Hi
mattdm suggested the upcoming scheduler change should be discussed here.[1] I might not have enough time to talk details at the moment, but I noticed this is coming up relatively soon. This is what I understand so far about the decision.
Thanks for all the software, Alan
[1] https://unix.stackexchange.com/questions/483881/what-does-fedora-workstation...
## CFQ is scheduled for removal
Jens Axboe is planning to remove the CFQ I/O scheduler in 4.21. That is, CFQ is part of the "legacy" single-queue block layer, which is going to be removed for ease of maintenance.[2]
Axboes last comment on this timing was made *after* the fix for data corruption on MQ. I.e. the data corruption covered by the recent thread on this list.
*Obligatory disclaimer*. Read the paragraph above, and consider waiting for the next stable kernel update, before you test MQ (including BFQ) on your own machine :-).
[2] "It's definitely still going" - Jens Abxoe. https://bugzilla.kernel.org/show_bug.cgi?id=201685#c279
## The kernel wants us to choose our new default
For devices which have only one hardware queue, the new upstream default is mq-deadline. Going from CFQ to mq-deadline is a significant change. For example, the deadline scheduler does not support ionice.
The alternative to the MQ deadline scheduler will be BFQ.[3][4] Upstream discussed this, and the powers that be (mostly Axboe :-) are explicitly expecting us (downstreams) to make this decision.[5]
[3] BFQ: http://algo.ing.unimo.it/people/paolo/disk_sched/description.php
[4] https://unix.stackexchange.com/questions/375600/how-to-enable-and-use-the-bf...
[5] "I'd prefer if the distros would lead the way on this, as theyare the ones that will most likely see the most bug reports" - Jens Axboe, https://www.spinics.net/lists/linux-block/msg31062.html
## Arguments for (or against) BFQ?
Paolo Valente kindly wrote an informative response, which I will copy in to a separate message. The following is my very limited first impression.
Personally I lean towards BFQ by default. It appears nominated as the successor to CFQ, I think it's worthy as such, and it makes distinct improvements of it's own. I would recommend it with more confidence if I understood how the improvements work :-).

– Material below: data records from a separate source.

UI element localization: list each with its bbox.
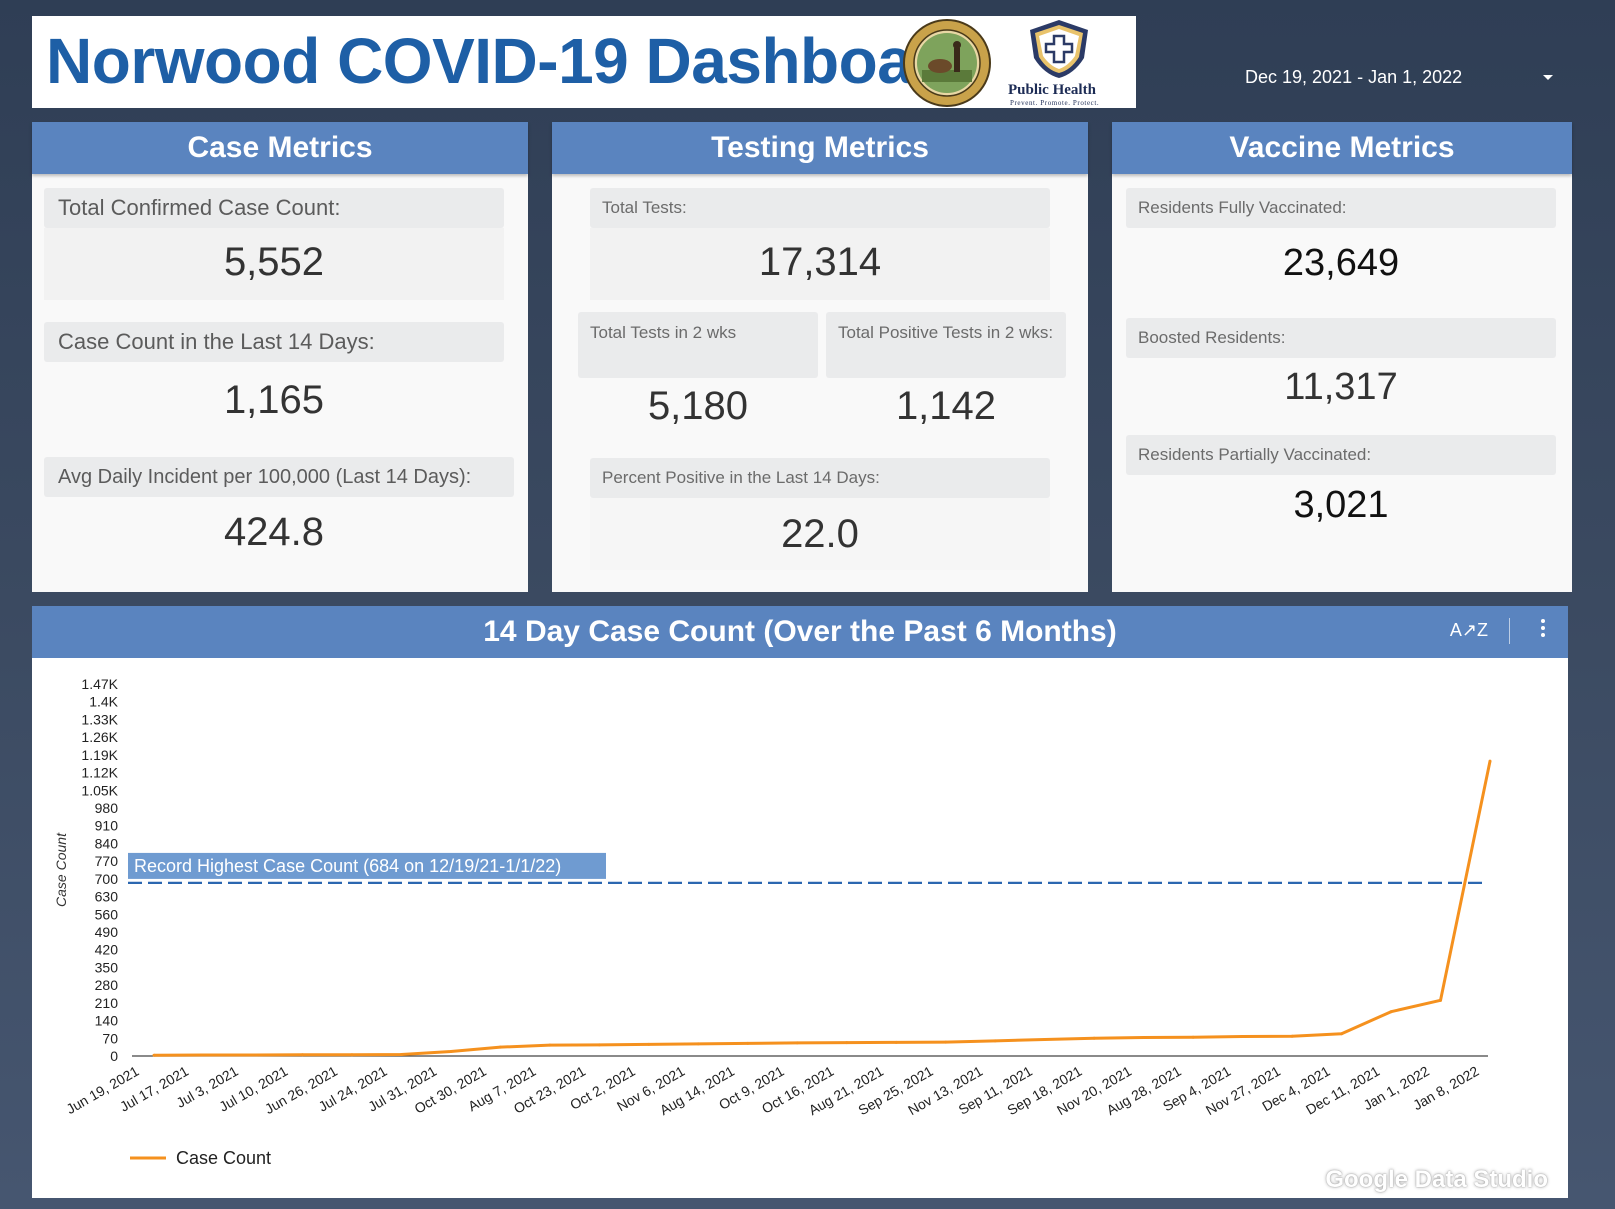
testing-metrics-title: Testing Metrics <box>552 122 1088 174</box>
avg-incident-label: Avg Daily Incident per 100,000 (Last 14 … <box>44 457 514 497</box>
y-tick-label: 840 <box>95 835 119 851</box>
date-range-value: Dec 19, 2021 - Jan 1, 2022 <box>1245 66 1463 87</box>
data-point <box>1389 1010 1393 1014</box>
y-tick-label: 1.33K <box>81 711 118 727</box>
y-tick-label: 1.05K <box>81 782 118 798</box>
tests-2wks-label: Total Tests in 2 wks <box>578 312 818 378</box>
case-count-chart-panel: 14 Day Case Count (Over the Past 6 Month… <box>32 606 1568 1198</box>
data-point <box>944 1040 948 1044</box>
y-tick-label: 210 <box>95 995 119 1011</box>
sort-az-icon[interactable]: A↗Z <box>1449 620 1488 640</box>
data-point <box>1290 1034 1294 1038</box>
public-health-tagline: Prevent. Promote. Protect. <box>1010 99 1100 107</box>
more-options-icon[interactable] <box>1540 616 1546 644</box>
partially-vaccinated-value: 3,021 <box>1293 484 1389 526</box>
y-tick-label: 630 <box>95 889 119 905</box>
line-chart: Case Count070140210280350420490560630700… <box>53 676 1492 1168</box>
y-tick-label: 350 <box>95 959 119 975</box>
y-tick-label: 280 <box>95 977 119 993</box>
y-tick-label: 1.47K <box>81 676 118 692</box>
positive-tests-2wks-label: Total Positive Tests in 2 wks: <box>826 312 1066 378</box>
percent-positive-label: Percent Positive in the Last 14 Days: <box>590 458 1050 498</box>
fully-vaccinated-value: 23,649 <box>1282 242 1400 284</box>
data-point <box>696 1042 700 1046</box>
y-tick-label: 140 <box>95 1013 119 1029</box>
total-tests-label: Total Tests: <box>590 188 1050 228</box>
town-seal-icon <box>903 19 991 107</box>
data-point <box>1043 1038 1047 1042</box>
series-line-case-count <box>153 760 1492 1057</box>
avg-incident-value: 424.8 <box>223 510 325 554</box>
y-tick-label: 980 <box>95 800 119 816</box>
case-metrics-panel: Case Metrics Total Confirmed Case Count:… <box>32 122 528 592</box>
total-case-value: 5,552 <box>223 240 325 284</box>
data-point <box>449 1049 453 1053</box>
y-tick-label: 1.19K <box>81 747 118 763</box>
last14-case-value: 1,165 <box>223 378 325 422</box>
percent-positive-value: 22.0 <box>781 512 859 556</box>
last14-case-label: Case Count in the Last 14 Days: <box>44 322 504 362</box>
data-point <box>746 1041 750 1045</box>
fully-vaccinated-label: Residents Fully Vaccinated: <box>1126 188 1556 228</box>
reference-label-bg <box>128 852 606 879</box>
data-point <box>201 1053 205 1057</box>
data-point <box>1191 1035 1195 1039</box>
case-metrics-title: Case Metrics <box>32 122 528 174</box>
y-tick-label: 1.12K <box>81 765 118 781</box>
data-point <box>845 1041 849 1045</box>
testing-metrics-panel: Testing Metrics Total Tests: 17,314 Tota… <box>552 122 1088 592</box>
shield-icon <box>1030 20 1088 78</box>
header-divider <box>1509 618 1510 644</box>
data-point <box>1439 998 1443 1002</box>
data-point <box>795 1041 799 1045</box>
y-tick-label: 1.4K <box>89 694 118 710</box>
y-tick-label: 1.26K <box>81 729 118 745</box>
data-point <box>498 1045 502 1049</box>
data-point <box>1340 1032 1344 1036</box>
vaccine-metrics-title: Vaccine Metrics <box>1112 122 1572 174</box>
data-point <box>647 1042 651 1046</box>
y-tick-label: 770 <box>95 853 119 869</box>
total-tests-value: 17,314 <box>758 240 882 284</box>
vaccine-metrics-panel: Vaccine Metrics Residents Fully Vaccinat… <box>1112 122 1572 592</box>
y-tick-label: 910 <box>95 818 119 834</box>
y-tick-label: 70 <box>102 1030 118 1046</box>
data-point <box>152 1053 156 1057</box>
data-point <box>1092 1036 1096 1040</box>
page-title: Norwood COVID-19 Dashboard <box>46 25 976 97</box>
chart-title: 14 Day Case Count (Over the Past 6 Month… <box>32 606 1568 658</box>
dashboard-header: Norwood COVID-19 Dashboard Public Health… <box>32 16 1136 108</box>
y-tick-label: 490 <box>95 924 119 940</box>
data-point <box>993 1039 997 1043</box>
legend-label: Case Count <box>176 1148 271 1168</box>
data-point <box>399 1052 403 1056</box>
dropdown-arrow-icon[interactable] <box>1543 74 1553 80</box>
date-range-picker[interactable]: Dec 19, 2021 - Jan 1, 2022 <box>1245 62 1555 92</box>
data-point <box>1142 1036 1146 1040</box>
boosted-value: 11,317 <box>1284 366 1398 408</box>
data-point <box>1241 1035 1245 1039</box>
y-tick-label: 0 <box>110 1048 118 1064</box>
positive-tests-2wks-value: 1,142 <box>895 384 997 428</box>
data-point <box>350 1053 354 1057</box>
watermark: Google Data Studio <box>1325 1166 1548 1193</box>
public-health-logo: Public Health Prevent. Promote. Protect. <box>1004 16 1134 108</box>
data-point <box>548 1043 552 1047</box>
data-point <box>597 1043 601 1047</box>
data-point <box>251 1053 255 1057</box>
y-tick-label: 420 <box>95 942 119 958</box>
boosted-label: Boosted Residents: <box>1126 318 1556 358</box>
data-point <box>894 1040 898 1044</box>
y-tick-label: 560 <box>95 906 119 922</box>
reference-label: Record Highest Case Count (684 on 12/19/… <box>134 856 561 876</box>
y-axis-label: Case Count <box>53 832 69 907</box>
partially-vaccinated-label: Residents Partially Vaccinated: <box>1126 435 1556 475</box>
data-point <box>1488 759 1492 763</box>
total-case-label: Total Confirmed Case Count: <box>44 188 504 228</box>
tests-2wks-value: 5,180 <box>647 384 749 428</box>
public-health-name: Public Health <box>1008 82 1096 98</box>
data-point <box>300 1053 304 1057</box>
y-tick-label: 700 <box>95 871 119 887</box>
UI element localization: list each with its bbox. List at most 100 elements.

The deadline scheduler probably isn't a *complete* disaster. Ubuntu ran with the deadline scheduler for a while.[6] I haven't checked whether they changed the tuning knobs though!
RHEL7 defaults to CFQ for SATA drives. This is notable given that it recommends avoiding (or tuning) CFQ on basically any other server hardware (and specifically to avoid it on hardware RAID).[7]
I've tried BFQ on my laptops hard drive (not SSD). It has some associated tests for responsiveness (the "S" tests). I don't have a real-world feel for it, but I agree the test numbers are an impressive improvement over CFQ.
I don't have results for the S tests on the deadline scheduler. I did note the eponymous "deadline" for sync reads has a default of 500 ms.
The other test I have, is that "deadline" doesn't match CFQ's level of fairness for reads v.s. writes, even with the recent addition of WBT. Neither approached what I would actually call fairness. BFQ did.[8] This is due to BFQ's "compensations" for device writeback caching and NCQ. And allegedly for Linux writeback. These extra compensations are the part I don't understand, so far.[9]
[6] https://askubuntu.com/questions/784442/why-does-ubuntu-16-04-set-all-drive-i...
[7] RHEL7 IO schedulers:
https://access.redhat.com/documentation/en-us/red_hat_enterprise_linux/7/htm...
[8] I tried to closely match the test from the cover letters from the WBT patch series. I don't have detailed statistics, but I believe deadline+WBT was less fair than CFQ. It was definitely not more fair.